Resgistrar Shetty said notice served through email was invalid as per rules
While hearing a matter, Registrar H Shashidhara Shetty, on February 13, said that the notice served to respondents through e-mail was found to be an invalid service as per rules.
"As per office report, notice was served upon respondent Nos. 2 and 3 through e-mail,which is not valid service, as per rules. Hence, counsel for the petitioner is granted two weeks’ time to take fresh steps and file fresh particulars in respect of respondent Nos. 2 and 3. Dasti, in addition, is allowed as prayed for,” read the order.
However, the order has raised a debate on whether the order would be applicable generally considering that the apex court and even the Bombay high court, on few occasions, has permitted petitioners to serve notice to the respondents electronically, especially when the respondents are located in other cities or countries.
Noted criminal lawyer Sayaji Nangre said that the registrar’s order would not be binding like an order of a court. “After all, it is electronic evidence,” said Nangre.
SC and other high courts permitted summons to be served through modern electronic media
Following the nationwide lockdown in March 2020 after the Covid-19 pandemic hit the country, the Supreme Court and various high courts started hearing through video conferencing mode.

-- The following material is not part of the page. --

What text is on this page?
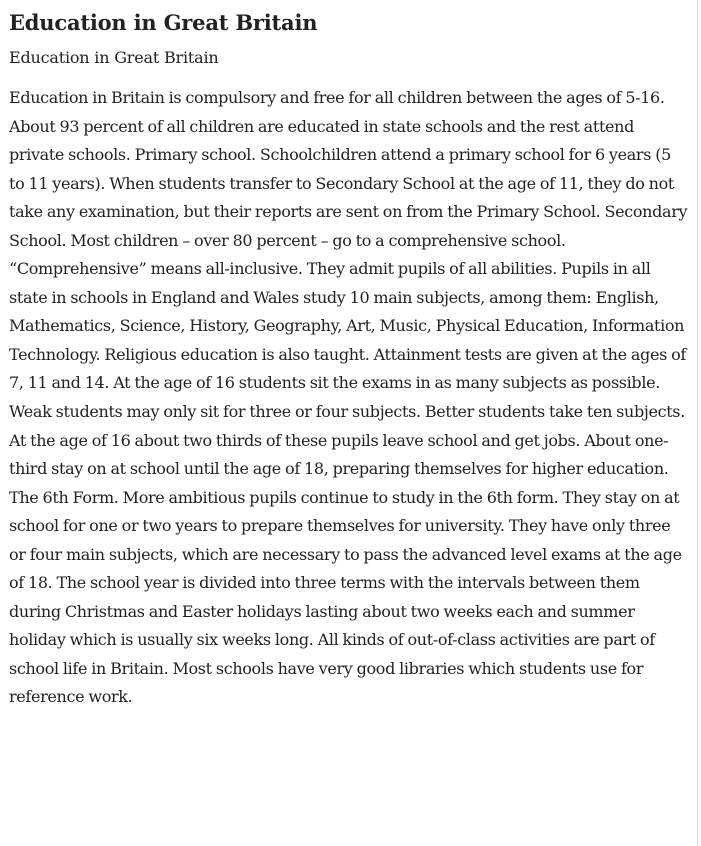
Education in Great Britain
Education in Great Britain

Education in Britain is compulsory and free for all children between the ages of 5-16. About 93 percent of all children are educated in state schools and the rest attend private schools. Primary school. Schoolchildren attend a primary school for 6 years (5 to 11 years). When students transfer to Secondary School at the age of 11, they do not take any examination, but their reports are sent on from the Primary School. Secondary School. Most children – over 80 percent – go to a comprehensive school. “Comprehensive” means all-inclusive. They admit pupils of all abilities. Pupils in all state in schools in England and Wales study 10 main subjects, among them: English, Mathematics, Science, History, Geography, Art, Music, Physical Education, Information Technology. Religious education is also taught. Attainment tests are given at the ages of 7, 11 and 14. At the age of 16 students sit the exams in as many subjects as possible. Weak students may only sit for three or four subjects. Better students take ten subjects. At the age of 16 about two thirds of these pupils leave school and get jobs. About one-third stay on at school until the age of 18, preparing themselves for higher education. The 6th Form. More ambitious pupils continue to study in the 6th form. They stay on at school for one or two years to prepare themselves for university. They have only three or four main subjects, which are necessary to pass the advanced level exams at the age of 18. The school year is divided into three terms with the intervals between them during Christmas and Easter holidays lasting about two weeks each and summer holiday which is usually six weeks long. All kinds of out-of-class activities are part of school life in Britain. Most schools have very good libraries which students use for reference work.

During the Covid-19 lockdown, several courts including the Supreme Court had allowed for summons and notices to be served through email,fax and instant messaging applications like WhatsApp.
“The SC Rules are old and were framed much before the e-mail and WhatsApp came into existence,” said Nangre.
Senior advocate Raja Thakare said that the registrar’s order does not set a precedent, but merely states the SC rules. “Technically, the registrar was right in passing such a remark since the SC rules permit service of notice only physically,” said Thakare.